Member of the Pennsylvania House of Representatives from the 11th district
- In office January 3, 1995 – November 30, 2004
- Preceded by: Joseph A. Steighner
- Succeeded by: Brian L. Ellis

Personal details
- Born: July 24, 1926 Ambridge, Pennsylvania, U.S.
- Died: September 7, 2019 (aged 93) Butler, Pennsylvania, U.S.
- Party: Democratic
- Spouse(s): Norma Jean Bartoe (d. 1965) Bonita Ruth

Military service
- Allegiance: United States
- Branch/service: United States Military
- Years of service: 1945-1947

= Guy Travaglio =

American politician (1926–2019)

Guy A. Travaglio, Jr. (July 24, 1926 – September 7, 2019) was a Democratic member of the Pennsylvania House of Representatives.
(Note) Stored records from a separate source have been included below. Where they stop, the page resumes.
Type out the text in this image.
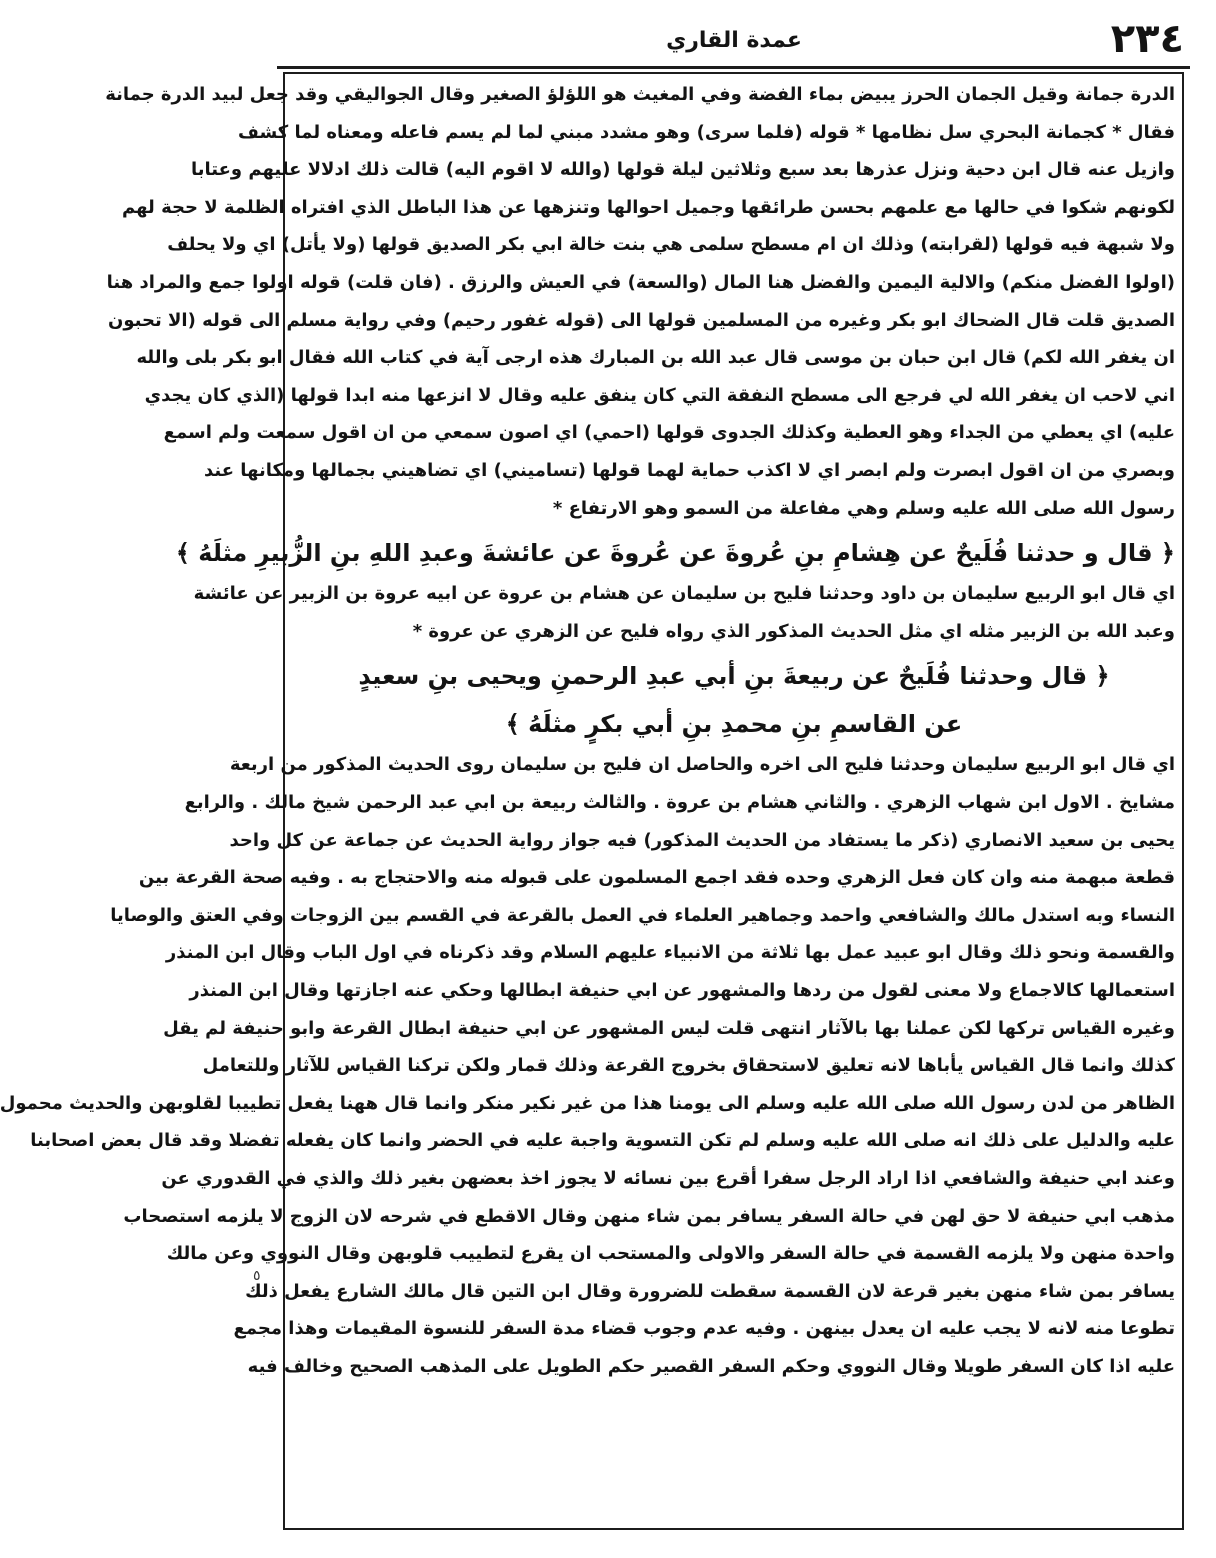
٢٣٤
عمدة القاري
الدرة جمانة وقيل الجمان الحرز يبيض بماء الفضة وفي المغيث هو اللؤلؤ الصغير وقال الجواليقي وقد جعل لبيد الدرة جمانة
فقال * كجمانة البحري سل نظامها * قوله (فلما سرى) وهو مشدد مبني لما لم يسم فاعله ومعناه لما كشف
وازيل عنه قال ابن دحية ونزل عذرها بعد سبع وثلاثين ليلة قولها (والله لا اقوم اليه) قالت ذلك ادلالا عليهم وعتابا
لكونهم شكوا في حالها مع علمهم بحسن طرائقها وجميل احوالها وتنزهها عن هذا الباطل الذي افتراه الظلمة لا حجة لهم
ولا شبهة فيه قولها (لقرابته) وذلك ان ام مسطح سلمى هي بنت خالة ابي بكر الصديق قولها (ولا يأتل) اي ولا يحلف
(اولوا الفضل منكم) والالية اليمين والفضل هنا المال (والسعة) في العيش والرزق . (فان قلت) قوله اولوا جمع والمراد هنا
الصديق قلت قال الضحاك ابو بكر وغيره من المسلمين قولها الى (قوله غفور رحيم) وفي رواية مسلم الى قوله (الا تحبون
ان يغفر الله لكم) قال ابن حبان بن موسى قال عبد الله بن المبارك هذه ارجى آية في كتاب الله فقال ابو بكر بلى والله
اني لاحب ان يغفر الله لي فرجع الى مسطح النفقة التي كان ينفق عليه وقال لا انزعها منه ابدا قولها (الذي كان يجدي
عليه) اي يعطي من الجداء وهو العطية وكذلك الجدوى قولها (احمي) اي اصون سمعي من ان اقول سمعت ولم اسمع
وبصري من ان اقول ابصرت ولم ابصر اي لا اكذب حماية لهما قولها (تساميني) اي تضاهيني بجمالها ومكانها عند
رسول الله صلى الله عليه وسلم وهي مفاعلة من السمو وهو الارتفاع *
﴿ قال و حدثنا فُلَيحٌ عن هِشامِ بنِ عُروةَ عن عُروةَ عن عائشةَ وعبدِ اللهِ بنِ الزُّبيرِ مثلَهُ ﴾
اي قال ابو الربيع سليمان بن داود وحدثنا فليح بن سليمان عن هشام بن عروة عن ابيه عروة بن الزبير عن عائشة
وعبد الله بن الزبير مثله اي مثل الحديث المذكور الذي رواه فليح عن الزهري عن عروة *
﴿ قال وحدثنا فُلَيحٌ عن ربيعةَ بنِ أبي عبدِ الرحمنِ ويحيى بنِ سعيدٍ
عن القاسمِ بنِ محمدِ بنِ أبي بكرٍ مثلَهُ ﴾
اي قال ابو الربيع سليمان وحدثنا فليح الى اخره والحاصل ان فليح بن سليمان روى الحديث المذكور من اربعة
مشايخ . الاول ابن شهاب الزهري . والثاني هشام بن عروة . والثالث ربيعة بن ابي عبد الرحمن شيخ مالك . والرابع
يحيى بن سعيد الانصاري (ذكر ما يستفاد من الحديث المذكور) فيه جواز رواية الحديث عن جماعة عن كل واحد
قطعة مبهمة منه وان كان فعل الزهري وحده فقد اجمع المسلمون على قبوله منه والاحتجاج به . وفيه صحة القرعة بين
النساء وبه استدل مالك والشافعي واحمد وجماهير العلماء في العمل بالقرعة في القسم بين الزوجات وفي العتق والوصايا
والقسمة ونحو ذلك وقال ابو عبيد عمل بها ثلاثة من الانبياء عليهم السلام وقد ذكرناه في اول الباب وقال ابن المنذر
استعمالها كالاجماع ولا معنى لقول من ردها والمشهور عن ابي حنيفة ابطالها وحكي عنه اجازتها وقال ابن المنذر
وغيره القياس تركها لكن عملنا بها بالآثار انتهى قلت ليس المشهور عن ابي حنيفة ابطال القرعة وابو حنيفة لم يقل
كذلك وانما قال القياس يأباها لانه تعليق لاستحقاق بخروج القرعة وذلك قمار ولكن تركنا القياس للآثار وللتعامل
الظاهر من لدن رسول الله صلى الله عليه وسلم الى يومنا هذا من غير نكير منكر وانما قال ههنا يفعل تطييبا لقلوبهن والحديث محمول
عليه والدليل على ذلك انه صلى الله عليه وسلم لم تكن التسوية واجبة عليه في الحضر وانما كان يفعله تفضلا وقد قال بعض اصحابنا
وعند ابي حنيفة والشافعي اذا اراد الرجل سفرا أقرع بين نسائه لا يجوز اخذ بعضهن بغير ذلك والذي في القدوري عن
مذهب ابي حنيفة لا حق لهن في حالة السفر يسافر بمن شاء منهن وقال الاقطع في شرحه لان الزوج لا يلزمه استصحاب
واحدة منهن ولا يلزمه القسمة في حالة السفر والاولى والمستحب ان يقرع لتطييب قلوبهن وقال النووي وعن مالك
يسافر بمن شاء منهن بغير قرعة لان القسمة سقطت للضرورة وقال ابن التين قال مالك الشارع يفعل ذلك
تطوعا منه لانه لا يجب عليه ان يعدل بينهن . وفيه عدم وجوب قضاء مدة السفر للنسوة المقيمات وهذا مجمع
عليه اذا كان السفر طويلا وقال النووي وحكم السفر القصير حكم الطويل على المذهب الصحيح وخالف فيه
٥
==Formative years and family==
Travaglio graduated from Butler Area High School in 1945. He served in the U.S. military in Okinawa, Japan from 1945 to 1947. Travaglio then attended Slippery Rock College and Butler Business School.

Following college, he worked the office supply business from 1952 to 1958.

Travaglio married Norma Jean Bartoe in 1947 and the couple had five children before she was killed in a 1965 car accident. He later married Bonita Ruth Ross and they had one child. As of 2004, Travaglio had thirteen grandchildren and twelve great grandchildren.

==Career==
Throughout his life, Travaglio was part owner of several business ventures, including Mr. Q's Record Shop from 1958 to 1962, a car wash from 1967 to 1976, and the Record Rack from 1968 to 1970.

Travaglio served on the Butler City Council from 1966 to 1970. He was also involved in Butler-area radio stations as an on-air personality, management, and part owner. He retired as general manager of WISR in 1993.

He was first elected to represent the 11th legislative district in the Pennsylvania House of Representatives in 1994. He retired prior to the 2004 elections.

==Death==
Travaglio died in Butler on September 7, 2019.